Vertical Aerospace is able to carry out concurrent engineering and allow all users in the company to access the information they need to keep projects on track by using the 3DExperience platform.
“The platform brings all teams together,” says Russell, explaining that the design process initially starts with the aerodynamics team shaping the aircraft and analysing the aerodynamic flow. Once a master geometry surface has been built and CAD data is linked to it, then they can change the aerodynamic shape, and because of the Dassault Systèmes platform the CAD models are quickly updated too.
“People who don’t have CAD access can see all this in the web-based app,” Russell continues. “They can see the aerodynamic shape, the structure and interrogate the bill of materials. For everyone to see the parts and models and define a project plan – that’s a really big deal!”

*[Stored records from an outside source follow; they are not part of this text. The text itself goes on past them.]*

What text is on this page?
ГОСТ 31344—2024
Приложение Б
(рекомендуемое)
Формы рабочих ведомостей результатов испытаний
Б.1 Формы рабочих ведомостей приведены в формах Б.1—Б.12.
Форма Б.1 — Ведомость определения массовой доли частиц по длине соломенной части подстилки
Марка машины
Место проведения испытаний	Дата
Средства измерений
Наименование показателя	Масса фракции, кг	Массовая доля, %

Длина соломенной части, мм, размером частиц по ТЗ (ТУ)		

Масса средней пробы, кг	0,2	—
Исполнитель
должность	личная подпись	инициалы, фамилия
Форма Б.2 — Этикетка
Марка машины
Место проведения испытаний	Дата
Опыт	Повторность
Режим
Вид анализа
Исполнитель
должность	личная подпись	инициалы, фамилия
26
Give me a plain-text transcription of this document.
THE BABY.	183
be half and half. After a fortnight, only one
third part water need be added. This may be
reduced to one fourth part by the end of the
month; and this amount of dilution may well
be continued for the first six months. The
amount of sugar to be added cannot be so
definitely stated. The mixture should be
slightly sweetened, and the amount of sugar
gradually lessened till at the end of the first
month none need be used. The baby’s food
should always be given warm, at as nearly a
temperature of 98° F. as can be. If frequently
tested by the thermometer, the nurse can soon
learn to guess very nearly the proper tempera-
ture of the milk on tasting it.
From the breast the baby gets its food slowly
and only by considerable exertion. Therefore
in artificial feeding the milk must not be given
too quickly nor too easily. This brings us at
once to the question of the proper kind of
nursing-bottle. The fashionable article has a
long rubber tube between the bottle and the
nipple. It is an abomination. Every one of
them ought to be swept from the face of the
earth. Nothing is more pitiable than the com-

The company is growing its supplier network to bring its aircraft to market faster, and will use its 3D model to hand over specific information down the supply chain. Russell says that this will include details such as the analysis work from the stress and aerodynamics teams, as well as all the manufacturing, assembly and installation instructions integrated into the model.
All this is geared to make the handover to manufacturing far easier, faster and much more effective.
As Vertical Aerospace brings its aircraft to market, it is working closely with the safety regulator CAA (Civil Aviation Authority) to help shape the regulations and define new levels of safety in the industry.
Having the full digital traceability will help the team to achieve a DOA certification from CAA, and reach market ahead of the competition.
“You’re only limited by your imagination,” says McMillan. “We’re excited about the potential of what we can achieve with the platform – and that is a completely digital representation of the aircraft. Everywhere I’ve looked for a solution, I’ve found it on the platform. It’s so exciting!”